Beyond the farmer experiments, motivational campaign materials are also developed to scale up the dissemination of ecological engineering. Messages were positioned in “gain” frames. The 3 benefits of using ecological engineering that are communicated are: 1) Flowers in rice environments will bring in bees and their relatives (parasitoids) to protect your rice from invading hoppers, 2) Insecticide use is reduced since they kill the bees and relatives, and 3) Profits are increased. These are presented as a cluster of simple rules as follows:
Simple rule cluster
Flowers on the bunds provide food to attract bees and relatives.

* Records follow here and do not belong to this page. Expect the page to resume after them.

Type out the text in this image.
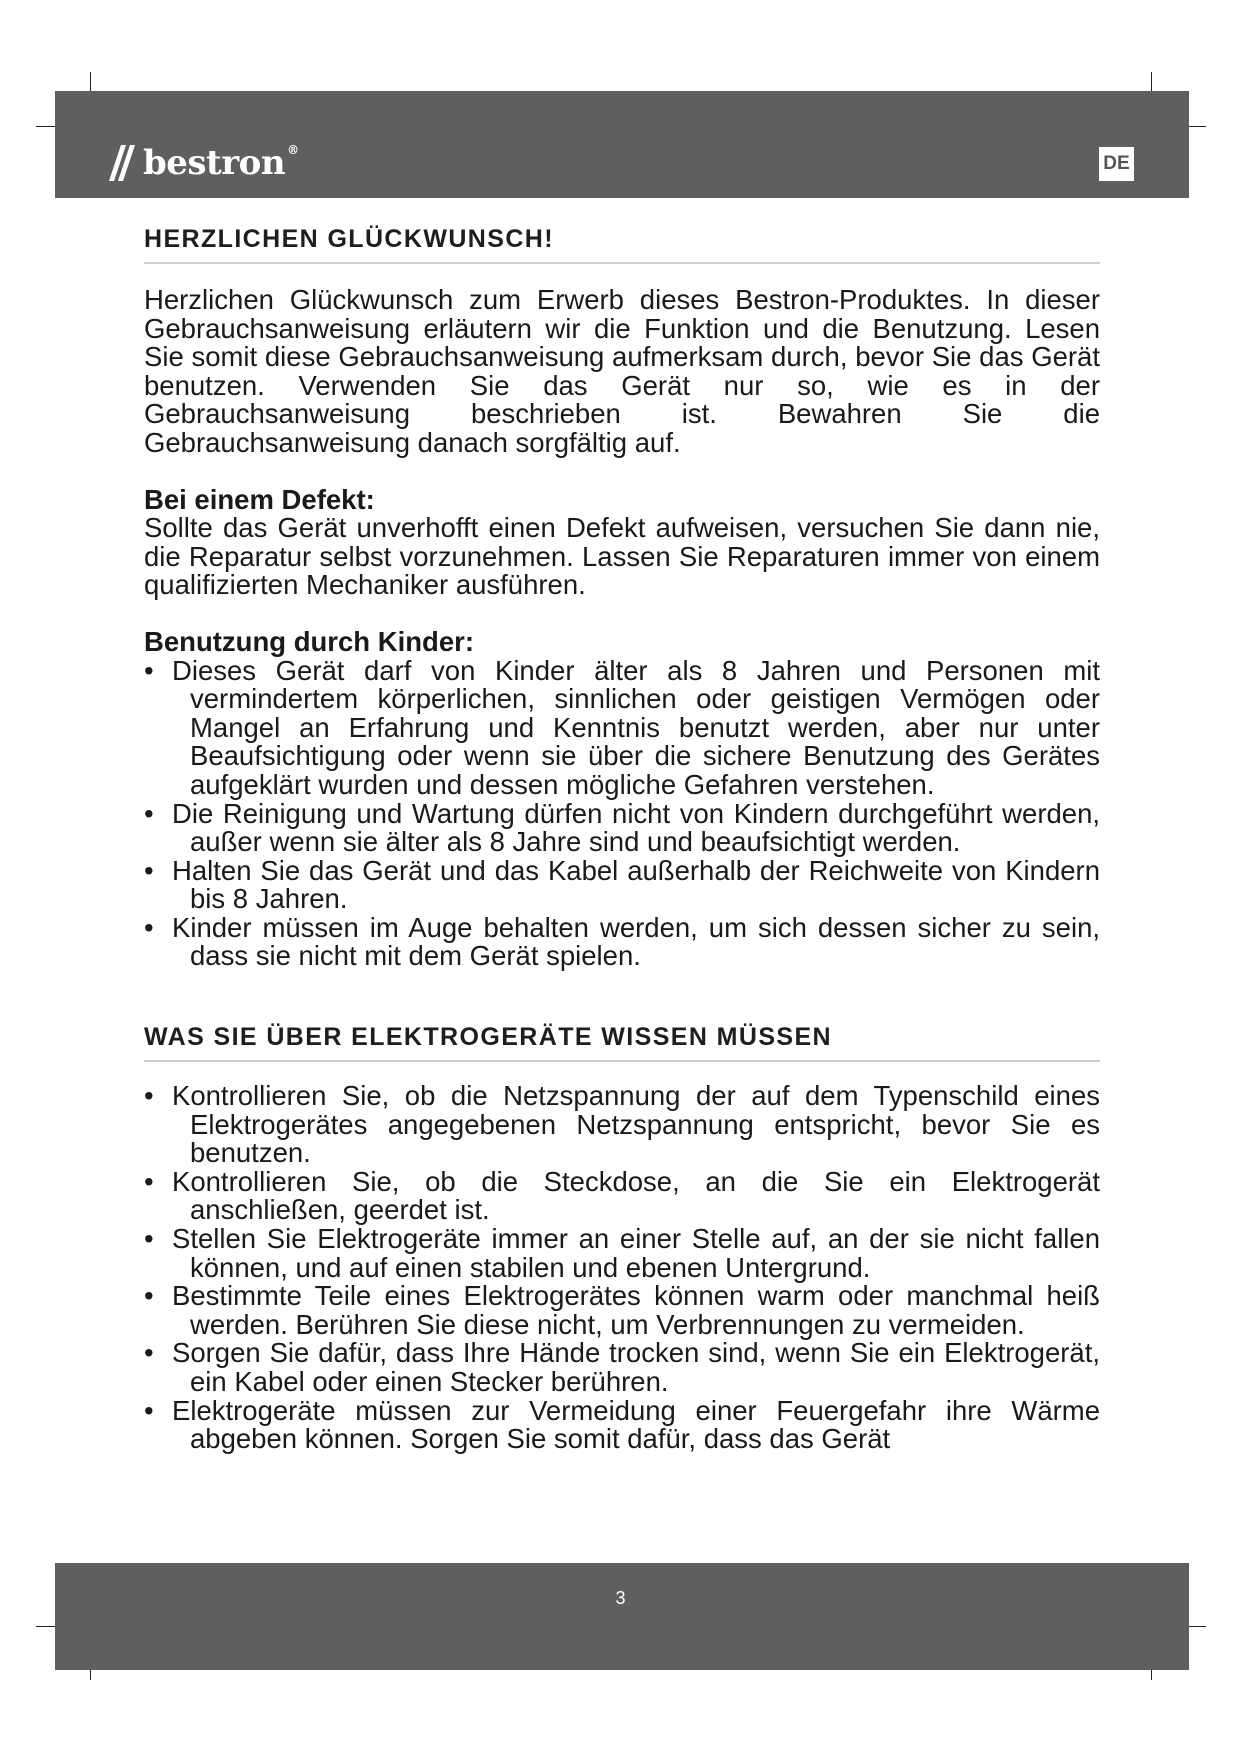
bestron ®
DE
HERZLICHEN GLÜCKWUNSCH!

Herzlichen Glückwunsch zum Erwerb dieses Bestron-Produktes. In dieser Gebrauchsanweisung erläutern wir die Funktion und die Benutzung. Lesen Sie somit diese Gebrauchsanweisung aufmerksam durch, bevor Sie das Gerät benutzen. Verwenden Sie das Gerät nur so, wie es in der Gebrauchsanweisung beschrieben ist. Bewahren Sie die Gebrauchsanweisung danach sorgfältig auf.

Bei einem Defekt:

Sollte das Gerät unverhofft einen Defekt aufweisen, versuchen Sie dann nie, die Reparatur selbst vorzunehmen. Lassen Sie Reparaturen immer von einem qualifizierten Mechaniker ausführen.

Benutzung durch Kinder:

• Dieses Gerät darf von Kinder älter als 8 Jahren und Personen mit vermindertem körperlichen, sinnlichen oder geistigen Vermögen oder Mangel an Erfahrung und Kenntnis benutzt werden, aber nur unter Beaufsichtigung oder wenn sie über die sichere Benutzung des Gerätes aufgeklärt wurden und dessen mögliche Gefahren verstehen.
• Die Reinigung und Wartung dürfen nicht von Kindern durchgeführt werden, außer wenn sie älter als 8 Jahre sind und beaufsichtigt werden.
• Halten Sie das Gerät und das Kabel außerhalb der Reichweite von Kindern bis 8 Jahren.
• Kinder müssen im Auge behalten werden, um sich dessen sicher zu sein, dass sie nicht mit dem Gerät spielen.
WAS SIE ÜBER ELEKTROGERÄTE WISSEN MÜSSEN
• Kontrollieren Sie, ob die Netzspannung der auf dem Typenschild eines Elektrogerätes angegebenen Netzspannung entspricht, bevor Sie es benutzen.
• Kontrollieren Sie, ob die Steckdose, an die Sie ein Elektrogerät anschließen, geerdet ist.
• Stellen Sie Elektrogeräte immer an einer Stelle auf, an der sie nicht fallen können, und auf einen stabilen und ebenen Untergrund.
• Bestimmte Teile eines Elektrogerätes können warm oder manchmal heiß werden. Berühren Sie diese nicht, um Verbrennungen zu vermeiden.
• Sorgen Sie dafür, dass Ihre Hände trocken sind, wenn Sie ein Elektrogerät, ein Kabel oder einen Stecker berühren.
• Elektrogeräte müssen zur Vermeidung einer Feuergefahr ihre Wärme abgeben können. Sorgen Sie somit dafür, dass das Gerät
3
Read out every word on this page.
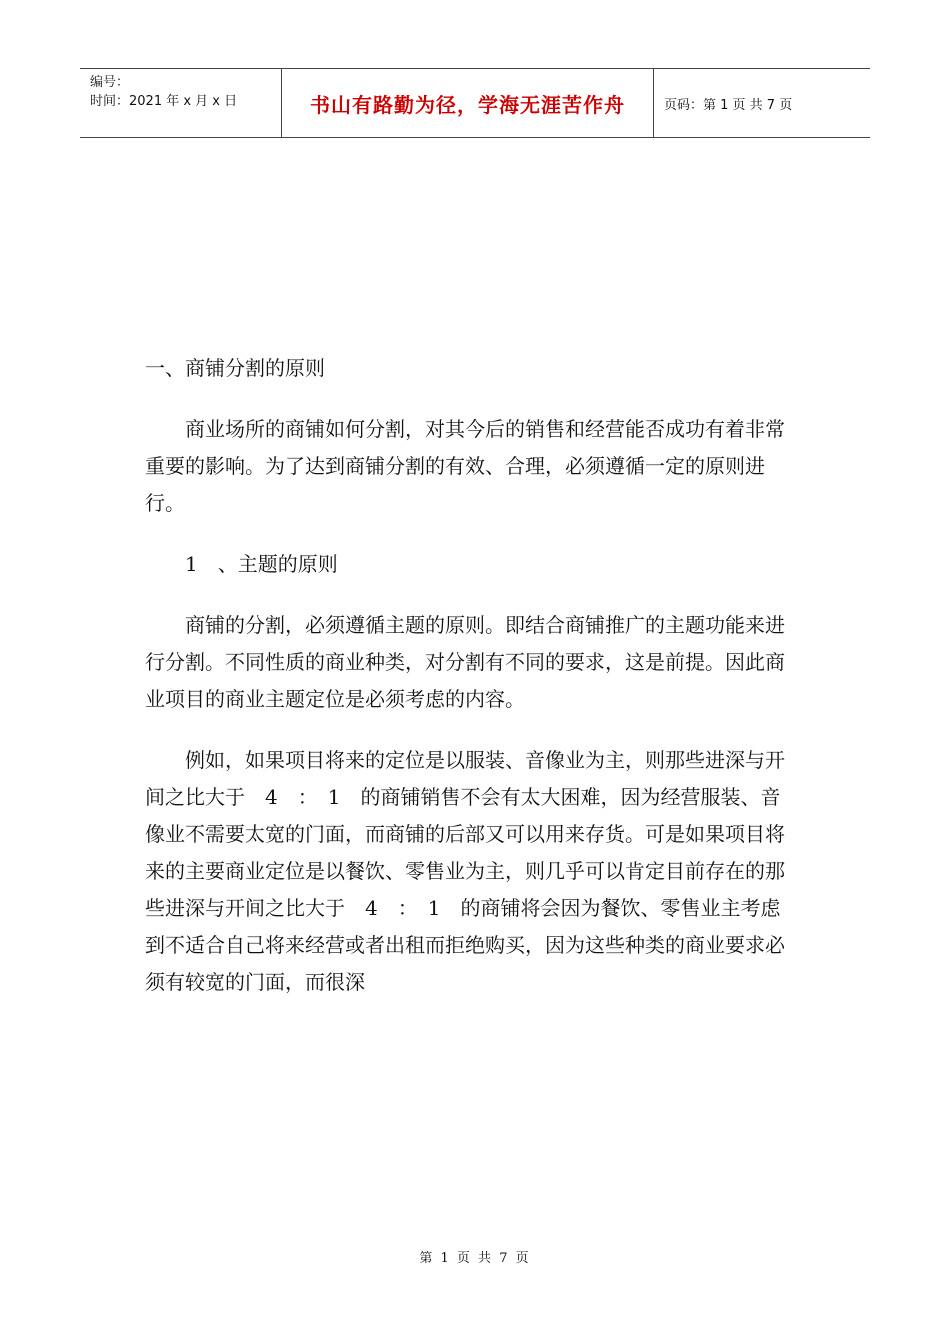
编号：
时间：2021 年 x 月 x 日	书山有路勤为径，学海无涯苦作舟	页码：第 1 页 共 7 页

一、商铺分割的原则

商业场所的商铺如何分割，对其今后的销售和经营能否成功有着非常重要的影响。为了达到商铺分割的有效、合理，必须遵循一定的原则进行。

1　、主题的原则

商铺的分割，必须遵循主题的原则。即结合商铺推广的主题功能来进行分割。不同性质的商业种类，对分割有不同的要求，这是前提。因此商业项目的商业主题定位是必须考虑的内容。

例如，如果项目将来的定位是以服装、音像业为主，则那些进深与开间之比大于　4　：　1　的商铺销售不会有太大困难，因为经营服装、音像业不需要太宽的门面，而商铺的后部又可以用来存货。可是如果项目将来的主要商业定位是以餐饮、零售业为主，则几乎可以肯定目前存在的那些进深与开间之比大于　4　：　1　的商铺将会因为餐饮、零售业主考虑到不适合自己将来经营或者出租而拒绝购买，因为这些种类的商业要求必须有较宽的门面，而很深

第 1 页 共 7 页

The bees and relatives will help me control the hopper invading my fields, so I don’t need insecticides.
If I apply insecticides, it will kill the bees and relatives.
Borror DJ, DeLong DW, Triplehorn CA. 1976. An introduction to the study of insects. Holt, Rinehart and Winston, New York, USA. 852 p.
Dale E. 1946. The cone of experience. In Audio-visual methods in teaching. (pp. 37-51). Dryden Press, New York.
Kolb, D.A., Boyatzis, R.E. and Mainemelis. C. 2000. In: Sternberg, R.J. and Zhang, L.F. (Eds.) Perspectives on cognitive, learning, and thinking styles. Larence Erlbaum, New Jersey.